Ghana is the second country after Mexico to produce this report, the primary objective of which is to ensure a more effective tracking of Ghana's performance on the SDGs.
The Report is the starting point of a bi-annual series of SDG Budget Reports on allocation and actual spending to ensure that time and resources are channelled towards the 2030 deadline for meeting the SDGs.
The SDG Baseline Report is based on a comprehensive analysis of how the coding of the policy objective segment of the chart of accounts could better track SDG budget allocations and serves as an annual performance wheel to ensure implementation of the SDGs in the Budget.
Ghana's SDG Budget Report 2018, has, however, called for a re-coding of the budget system from policy objectives to SDG targets to enable the tracking of all allocations to the SDGS.
In an address to launch the Report in Accra, yesterday, July 15, 2018, Mr Ken Ofori-Atta, Minister for Finance, said the Ministry of Finance (MoF), as a central Finance Agency, had a responsibility to ensure that its four-fold functions-- Mobilization, Allocation, Disbursement and Accounting for funds were Agenda 2030 compliant.
This, Mr Ofori-Atta said, meant that MoF should ensure that the key outputs of the Budget Statement and Economic Policy were all linked to the SDGs targets and indicators.
The Finance Minister said with this proactive SDG Budget Report, Ghana was taking the lead in developing a national structure and methodology for tracking budget within the SDGs framework.
He noted that although this first Report did not give a full picture of the 2018 SDG Budget Allocation, a lot of work had been put into developing a template for how future budgets would be presented as tools for meeting the SDGs, adding that the 2019 Budget would reflect the SDGs within the Ghana Integrated Management Information System (GIFMIS).
Mr Ofori-Atta gave the assurance that many of the SDGs would be achieved with inclusive policies and improved implementation practices.
However, he said, more collaboration among public institutions, the private sector, learning communities and civil society would be required.
He disclosed that government would launch the Accra SDG Investment Fair as a new marketplace for SDG investment and as an opportunity for local and global partnerships on financing the SGDs in Ghana.
In a presentation, Mrs Gladys Ghartey, Head, United Nations Systems Unit in Ghana and Focal Person on SDGs, said the SDGs were about the People, Planet, Prosperity, Peace and Partnership (The 5Ps), adding that for Ghana, a sixth 'P', representing political will, had been added.
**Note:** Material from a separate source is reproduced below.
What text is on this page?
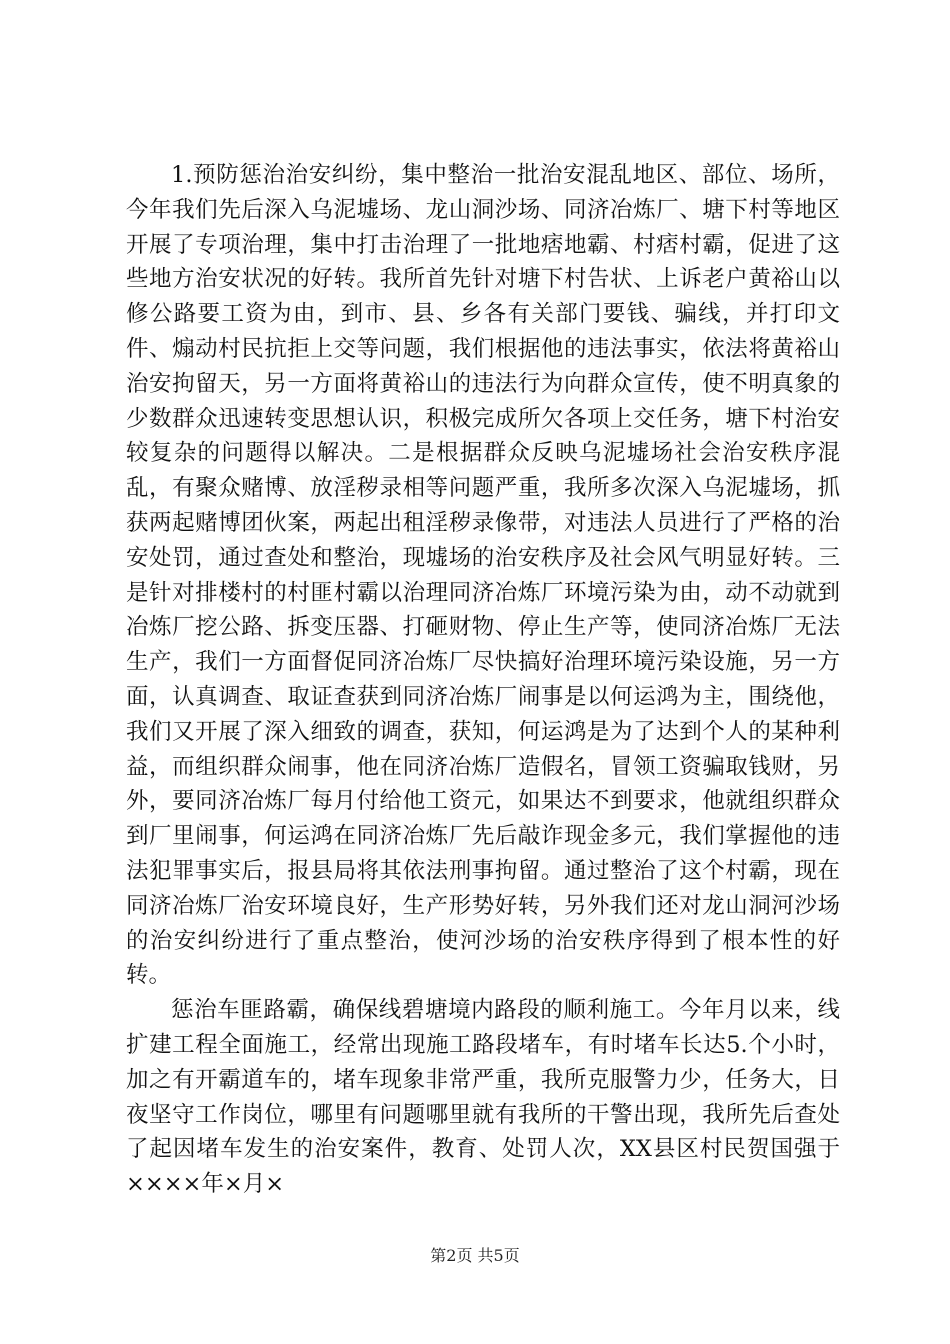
1.预防惩治治安纠纷，集中整治一批治安混乱地区、部位、场所，今年我们先后深入乌泥墟场、龙山洞沙场、同济冶炼厂、塘下村等地区开展了专项治理，集中打击治理了一批地痞地霸、村痞村霸，促进了这些地方治安状况的好转。我所首先针对塘下村告状、上诉老户黄裕山以修公路要工资为由，到市、县、乡各有关部门要钱、骗线，并打印文件、煽动村民抗拒上交等问题，我们根据他的违法事实，依法将黄裕山治安拘留天，另一方面将黄裕山的违法行为向群众宣传，使不明真象的少数群众迅速转变思想认识，积极完成所欠各项上交任务，塘下村治安较复杂的问题得以解决。二是根据群众反映乌泥墟场社会治安秩序混乱，有聚众赌博、放淫秽录相等问题严重，我所多次深入乌泥墟场，抓获两起赌博团伙案，两起出租淫秽录像带，对违法人员进行了严格的治安处罚，通过查处和整治，现墟场的治安秩序及社会风气明显好转。三是针对排楼村的村匪村霸以治理同济冶炼厂环境污染为由，动不动就到冶炼厂挖公路、拆变压器、打砸财物、停止生产等，使同济冶炼厂无法生产，我们一方面督促同济冶炼厂尽快搞好治理环境污染设施，另一方面，认真调查、取证查获到同济冶炼厂闹事是以何运鸿为主，围绕他，我们又开展了深入细致的调查，获知，何运鸿是为了达到个人的某种利益，而组织群众闹事，他在同济冶炼厂造假名，冒领工资骗取钱财，另外，要同济冶炼厂每月付给他工资元，如果达不到要求，他就组织群众到厂里闹事，何运鸿在同济冶炼厂先后敲诈现金多元，我们掌握他的违法犯罪事实后，报县局将其依法刑事拘留。通过整治了这个村霸，现在同济冶炼厂治安环境良好，生产形势好转，另外我们还对龙山洞河沙场的治安纠纷进行了重点整治，使河沙场的治安秩序得到了根本性的好转。

惩治车匪路霸，确保线碧塘境内路段的顺利施工。今年月以来，线扩建工程全面施工，经常出现施工路段堵车，有时堵车长达5.个小时，加之有开霸道车的，堵车现象非常严重，我所克服警力少，任务大，日夜坚守工作岗位，哪里有问题哪里就有我所的干警出现，我所先后查处了起因堵车发生的治安案件，教育、处罚人次，XX县区村民贺国强于××××年×月×

第2页 共5页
Mr Michael Ayesu Acting Chief Director, MoF, described the Report as a bold attempt at implementing the SDGs and urged institutions to design and implement programmes that would enable Ghana to achieve the goals of Agenda 2030.
On September 25, 2015, more than 150 world leaders adopted the Post-2015 Global Development Framework--The 2030 Agenda for Sustainable Development (2016-2030), comprising 17 goals and 169 targets.
The 2030 Agenda is expected to address the three interconnected elements of sustainable development, economic growth, social inclusion and environmental sustainability.
The 2030 Agenda also requires a comprehensive approach, which mobilizes public finance, sets appropriate policies and regulatory frameworks, unlocks the transformative potential of people and the private sector, and incentivises changes in the consumption, production and investment in support of sustainable development--all of which are contained in the Means of Implementation, the AAAA.